Peripheral sympathetic block: another mechanism of action of lumbar muscle block can be explained
by the anatomical features of TLF.
In the posterior layer of TLF, there is a coarse network of sympathetic neurons containing type A and type C fibrous pain receptors and mechanoreceptors, which play a role in the development of both acute and chronic
with the posterior lumbar muscle block analgesic mechanism.
Contraindications and complications of QLB are deep blocks, and absolute contraindications include local anesthetic
.
Relative contraindications include patients with
known neurologic disorders, anatomical abnormalities, and
There have been no reports
of serious complications associated with QLB.

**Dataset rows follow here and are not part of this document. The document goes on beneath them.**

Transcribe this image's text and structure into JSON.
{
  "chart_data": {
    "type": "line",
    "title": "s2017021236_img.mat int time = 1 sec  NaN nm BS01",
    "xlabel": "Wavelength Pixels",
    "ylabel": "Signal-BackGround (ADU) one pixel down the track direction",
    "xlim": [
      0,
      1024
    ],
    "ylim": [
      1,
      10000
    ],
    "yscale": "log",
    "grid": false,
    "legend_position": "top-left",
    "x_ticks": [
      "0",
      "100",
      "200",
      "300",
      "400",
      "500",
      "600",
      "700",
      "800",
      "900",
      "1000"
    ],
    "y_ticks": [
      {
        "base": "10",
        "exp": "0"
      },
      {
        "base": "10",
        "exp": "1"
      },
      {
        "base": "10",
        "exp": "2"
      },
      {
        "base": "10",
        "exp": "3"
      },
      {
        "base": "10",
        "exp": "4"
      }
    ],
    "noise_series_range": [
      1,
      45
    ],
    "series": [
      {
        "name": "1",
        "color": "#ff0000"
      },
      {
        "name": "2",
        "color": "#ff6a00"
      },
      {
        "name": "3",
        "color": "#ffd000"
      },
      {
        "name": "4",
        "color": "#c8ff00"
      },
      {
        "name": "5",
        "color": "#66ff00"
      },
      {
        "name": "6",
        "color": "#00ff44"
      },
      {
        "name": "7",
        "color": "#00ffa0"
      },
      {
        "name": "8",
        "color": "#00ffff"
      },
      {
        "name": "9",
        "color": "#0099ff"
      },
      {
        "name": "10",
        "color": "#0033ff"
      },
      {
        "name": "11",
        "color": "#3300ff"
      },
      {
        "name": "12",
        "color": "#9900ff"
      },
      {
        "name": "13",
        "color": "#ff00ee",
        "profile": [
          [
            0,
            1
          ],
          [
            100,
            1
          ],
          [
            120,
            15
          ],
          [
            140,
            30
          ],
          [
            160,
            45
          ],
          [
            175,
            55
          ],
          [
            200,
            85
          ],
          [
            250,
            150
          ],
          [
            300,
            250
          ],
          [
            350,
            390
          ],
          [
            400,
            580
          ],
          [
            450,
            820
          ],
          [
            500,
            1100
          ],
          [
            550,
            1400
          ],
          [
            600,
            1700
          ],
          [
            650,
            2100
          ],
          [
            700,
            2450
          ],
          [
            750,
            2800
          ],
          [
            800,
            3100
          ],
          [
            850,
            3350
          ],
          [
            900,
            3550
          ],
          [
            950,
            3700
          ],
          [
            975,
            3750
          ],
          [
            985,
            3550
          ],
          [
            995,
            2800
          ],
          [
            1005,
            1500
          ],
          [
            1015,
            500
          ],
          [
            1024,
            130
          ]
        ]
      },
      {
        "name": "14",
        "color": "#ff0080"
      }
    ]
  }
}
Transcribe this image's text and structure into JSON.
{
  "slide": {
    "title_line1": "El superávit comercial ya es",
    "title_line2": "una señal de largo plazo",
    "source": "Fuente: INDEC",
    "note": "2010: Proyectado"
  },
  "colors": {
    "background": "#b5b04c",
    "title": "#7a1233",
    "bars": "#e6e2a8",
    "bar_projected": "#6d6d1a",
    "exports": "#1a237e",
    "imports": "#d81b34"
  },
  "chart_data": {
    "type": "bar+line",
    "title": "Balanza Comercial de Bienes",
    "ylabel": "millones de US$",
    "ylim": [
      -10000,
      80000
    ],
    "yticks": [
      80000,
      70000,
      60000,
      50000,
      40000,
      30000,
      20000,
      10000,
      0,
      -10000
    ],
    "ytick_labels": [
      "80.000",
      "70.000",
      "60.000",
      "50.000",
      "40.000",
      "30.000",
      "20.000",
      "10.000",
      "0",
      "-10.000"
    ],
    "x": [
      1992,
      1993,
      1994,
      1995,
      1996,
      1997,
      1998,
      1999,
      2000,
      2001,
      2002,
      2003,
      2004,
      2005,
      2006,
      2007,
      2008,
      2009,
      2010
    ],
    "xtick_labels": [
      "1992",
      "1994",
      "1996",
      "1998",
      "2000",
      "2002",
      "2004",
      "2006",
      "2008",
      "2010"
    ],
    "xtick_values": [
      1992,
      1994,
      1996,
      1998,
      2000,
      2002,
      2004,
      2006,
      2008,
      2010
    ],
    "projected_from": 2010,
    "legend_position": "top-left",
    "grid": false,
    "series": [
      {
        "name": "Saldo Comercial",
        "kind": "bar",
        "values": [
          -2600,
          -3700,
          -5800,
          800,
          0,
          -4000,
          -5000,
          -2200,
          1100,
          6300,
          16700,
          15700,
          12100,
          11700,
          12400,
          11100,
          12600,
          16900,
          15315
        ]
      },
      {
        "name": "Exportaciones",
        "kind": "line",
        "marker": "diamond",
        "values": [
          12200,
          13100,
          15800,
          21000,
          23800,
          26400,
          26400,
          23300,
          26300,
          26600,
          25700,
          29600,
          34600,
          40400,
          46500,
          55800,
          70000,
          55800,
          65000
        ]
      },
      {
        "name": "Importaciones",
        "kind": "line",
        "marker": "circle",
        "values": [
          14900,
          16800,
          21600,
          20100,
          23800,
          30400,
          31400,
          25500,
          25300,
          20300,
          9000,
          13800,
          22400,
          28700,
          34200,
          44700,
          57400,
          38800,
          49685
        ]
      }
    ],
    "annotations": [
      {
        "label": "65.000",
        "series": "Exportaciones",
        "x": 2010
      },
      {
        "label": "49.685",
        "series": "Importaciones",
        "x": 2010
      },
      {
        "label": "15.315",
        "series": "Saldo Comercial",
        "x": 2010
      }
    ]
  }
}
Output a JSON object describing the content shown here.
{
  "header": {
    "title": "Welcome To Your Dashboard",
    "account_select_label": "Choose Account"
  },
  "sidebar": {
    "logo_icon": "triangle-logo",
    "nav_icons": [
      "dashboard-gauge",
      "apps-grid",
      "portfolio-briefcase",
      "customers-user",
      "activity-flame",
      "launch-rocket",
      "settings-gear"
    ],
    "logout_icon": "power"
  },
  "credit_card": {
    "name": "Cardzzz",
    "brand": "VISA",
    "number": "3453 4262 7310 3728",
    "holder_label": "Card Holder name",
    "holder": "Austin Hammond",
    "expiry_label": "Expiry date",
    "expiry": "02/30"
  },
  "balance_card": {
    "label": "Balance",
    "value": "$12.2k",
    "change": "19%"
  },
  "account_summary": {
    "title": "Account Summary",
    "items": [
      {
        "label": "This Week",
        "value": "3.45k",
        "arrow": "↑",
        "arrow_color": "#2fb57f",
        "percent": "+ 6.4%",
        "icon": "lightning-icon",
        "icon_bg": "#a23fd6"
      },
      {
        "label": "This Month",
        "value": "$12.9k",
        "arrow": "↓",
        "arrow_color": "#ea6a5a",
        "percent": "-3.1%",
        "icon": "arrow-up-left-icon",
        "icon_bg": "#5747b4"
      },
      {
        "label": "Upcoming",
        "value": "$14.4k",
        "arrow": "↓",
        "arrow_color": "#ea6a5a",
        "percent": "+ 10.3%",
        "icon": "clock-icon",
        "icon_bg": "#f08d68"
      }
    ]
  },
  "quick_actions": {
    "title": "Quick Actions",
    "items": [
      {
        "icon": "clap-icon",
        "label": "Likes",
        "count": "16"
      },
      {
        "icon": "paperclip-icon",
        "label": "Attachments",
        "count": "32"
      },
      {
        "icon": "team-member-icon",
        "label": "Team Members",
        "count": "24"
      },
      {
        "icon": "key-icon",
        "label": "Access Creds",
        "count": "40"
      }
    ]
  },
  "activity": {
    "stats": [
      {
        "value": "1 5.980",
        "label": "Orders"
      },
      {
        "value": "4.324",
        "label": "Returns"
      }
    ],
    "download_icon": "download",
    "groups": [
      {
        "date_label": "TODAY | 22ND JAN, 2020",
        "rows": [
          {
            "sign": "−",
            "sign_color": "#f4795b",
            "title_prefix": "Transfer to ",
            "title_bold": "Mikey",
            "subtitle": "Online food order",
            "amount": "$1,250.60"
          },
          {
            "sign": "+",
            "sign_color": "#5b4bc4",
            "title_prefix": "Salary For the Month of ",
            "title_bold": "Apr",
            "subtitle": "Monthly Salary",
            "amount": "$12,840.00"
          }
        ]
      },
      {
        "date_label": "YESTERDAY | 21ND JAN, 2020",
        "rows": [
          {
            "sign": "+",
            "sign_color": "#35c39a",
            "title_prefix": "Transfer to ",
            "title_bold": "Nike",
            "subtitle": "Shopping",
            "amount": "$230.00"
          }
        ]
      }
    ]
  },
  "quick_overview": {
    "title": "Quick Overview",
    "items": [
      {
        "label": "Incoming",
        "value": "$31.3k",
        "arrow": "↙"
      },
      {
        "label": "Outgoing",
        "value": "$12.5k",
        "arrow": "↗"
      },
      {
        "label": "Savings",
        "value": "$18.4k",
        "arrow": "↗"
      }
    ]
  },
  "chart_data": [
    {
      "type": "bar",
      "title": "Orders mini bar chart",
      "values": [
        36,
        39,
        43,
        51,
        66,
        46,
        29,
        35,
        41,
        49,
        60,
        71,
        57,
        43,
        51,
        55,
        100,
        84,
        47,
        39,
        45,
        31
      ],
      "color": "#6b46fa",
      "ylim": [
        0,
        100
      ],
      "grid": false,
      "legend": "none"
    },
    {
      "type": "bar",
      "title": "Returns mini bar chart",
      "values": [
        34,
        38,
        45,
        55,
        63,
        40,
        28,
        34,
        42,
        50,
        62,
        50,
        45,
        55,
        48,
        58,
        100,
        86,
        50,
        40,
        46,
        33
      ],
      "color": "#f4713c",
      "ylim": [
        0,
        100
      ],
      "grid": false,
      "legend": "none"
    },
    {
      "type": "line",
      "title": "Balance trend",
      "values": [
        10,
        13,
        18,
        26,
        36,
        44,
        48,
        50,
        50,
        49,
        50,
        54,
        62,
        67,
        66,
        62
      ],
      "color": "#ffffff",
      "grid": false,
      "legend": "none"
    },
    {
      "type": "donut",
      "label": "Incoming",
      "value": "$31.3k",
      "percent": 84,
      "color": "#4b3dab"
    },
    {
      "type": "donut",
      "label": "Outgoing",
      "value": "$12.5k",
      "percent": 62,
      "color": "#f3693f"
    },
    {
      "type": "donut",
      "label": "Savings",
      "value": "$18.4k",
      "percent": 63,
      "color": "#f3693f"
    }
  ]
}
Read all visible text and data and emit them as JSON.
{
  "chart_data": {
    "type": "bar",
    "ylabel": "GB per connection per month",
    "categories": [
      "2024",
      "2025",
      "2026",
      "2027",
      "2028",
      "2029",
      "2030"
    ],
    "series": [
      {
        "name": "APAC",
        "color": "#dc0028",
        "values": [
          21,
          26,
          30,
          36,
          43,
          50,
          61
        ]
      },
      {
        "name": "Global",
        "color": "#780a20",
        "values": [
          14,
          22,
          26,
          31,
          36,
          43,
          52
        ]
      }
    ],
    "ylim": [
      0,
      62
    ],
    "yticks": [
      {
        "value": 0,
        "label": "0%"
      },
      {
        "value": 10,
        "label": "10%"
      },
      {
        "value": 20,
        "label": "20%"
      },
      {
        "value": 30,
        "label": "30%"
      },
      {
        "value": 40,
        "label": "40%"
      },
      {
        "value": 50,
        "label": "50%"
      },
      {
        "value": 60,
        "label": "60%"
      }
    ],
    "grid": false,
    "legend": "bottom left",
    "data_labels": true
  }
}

QLB local anesthesia drugs reach the roots or branches of the lumbar plexus nerve through the paravertebral space or transverse fascia of the abdomen, and weakness of the lower extremities may occur
.
Wikner et al.
reported a case of unilateral hip flexion and knee extension weakness after receiving 0.
25% bupivacaine 20ml of lumbar muscle block in patients undergoing laparoscopic
postoperatively.
Therefore, special attention should be paid to the risk of falls and prolonged hospital stay when applying QLB in elderly patients
.
In addition, there may be a risk of hypotension after QLB puncture, which may be associated
with the spread of local anesthesia to the paravertebral space.
Moreover, larger doses of local anesthetics are required for bilateral blockade, with special attention to the occurrence
of local
Blanco et al.
have shown that when blocking with the same volume local anesthetic drugs, the peak of the arterial plasma ropivacaine concentration in QLB versus transverse fascial block is significantly reduced
.
In addition to the above concurrent certificates, it is also necessary to pay attention to the risks
of puncture site infection, organ and vascular and nerve damage.
5.
Summary
QLB, as a trunk nerve block, has become a hot spot in the study of fascial block, and six puncture approaches
have been proposed.
Compared with other abdominal wall blocks, QLB can prolong analgesic time, reduce the amount of analgesic drugs, puncture site is far from the abdominal cavity, QLB-related complications are less reported, and are widely
used in clinical practice.
The diffusion mechanism of different puncture pathways is not clear, and the spread range of local anesthesia determines the clinical effect, so more research is needed in the future to observe the diffusion mechanism and the analgesic effect between different approaches, and the exact mechanism of action also needs to be further studied
.
Source: Chen Meiping,Chen Zhicong.
Research progress in the clinical application of lumbar muscle block[J].
Journal of Clinical Anesthesiology,2022,38(03):308-312.